Last year, a group of models have been racked over the coals and had to issue an apology for, while dressing up on backstage during some event, singing along a popular song that included the world “nigger”, so it’s not because it’s in a rap song that you’re supposed to say it. You’re apparently supposed to stop singing when you should have said this word.
This attitude of thinking that a word is so bad that pronouncing it, even in a context where it should be, for instance academic, is unacceptable, and replacing it by an euphemism (“the N word” ) in these contexts, required, is plainly a Victorian attitude. The fact that many people even think that similarly sounding word should be avoided (the niggardly instance : many people think it shouldn’t be used due to the risk of confusion even though they know perfectly that it’s not a racial slur. It just sounds a bit like one so…I don’t know…a sensitive soul might misheard it, faint, and you will have to bring the salts?) only underline this prudishness extraordinaire.
American are notorious for this kind of prudishness when it comes to “bad words”, whose utterance is likely to traumatize children for life and make a kitten die and for thinking that somehow if your hear “beeep” or “N word” instead, even though you know perfectly well what word was meant, it changes absolutely everything and it’s not hurtful or offensive at all anymore, but still.

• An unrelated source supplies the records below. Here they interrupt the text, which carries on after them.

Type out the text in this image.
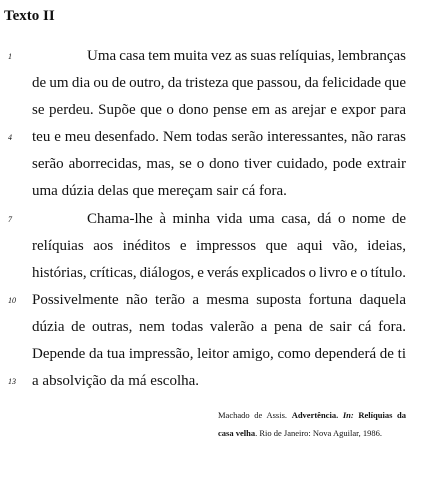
Texto II
1	Uma casa tem muita vez as suas relíquias, lembranças
de um dia ou de outro, da tristeza que passou, da felicidade que
se perdeu. Supõe que o dono pense em as arejar e expor para
4 teu e meu desenfado. Nem todas serão interessantes, não raras
serão aborrecidas, mas, se o dono tiver cuidado, pode extrair
uma dúzia delas que mereçam sair cá fora.
7	Chama-lhe à minha vida uma casa, dá o nome de
relíquias aos inéditos e impressos que aqui vão, ideias,
histórias, críticas, diálogos, e verás explicados o livro e o título.
10 Possivelmente não terão a mesma suposta fortuna daquela
dúzia de outras, nem todas valerão a pena de sair cá fora.
Depende da tua impressão, leitor amigo, como dependerá de ti
13 a absolvição da má escolha.
Machado de Assis. Advertência. In: Relíquias da casa velha. Rio de Janeiro: Nova Aguilar, 1986.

If “nigger”, in an appropriate context, is so hurtful, offensive and damaging that it should be avoided, the “N-word” is equally hurtful, offensive and damaging and should be avoided too. Whether one is used or the other, the context is the same, the intent is the same, the meaning is the same, both the speaker and the listener know what word is being used. The only difference is the sound you hear. And there’s no possibility that a sound can be damaging in itself. So, the fact that one cannot be used but the other can be used freely even though they are exactly equivalent and carry exactly the same meaning and information demonstrates that the use of the word in context isn’t intrinsically as horribly offensive as stated. If it were, “N word” would be too. It shows that, rather, it’s an arbitrary taboo, like, for some people, pronouncing or writing the word “God” which is similarly replaced by “G*d”.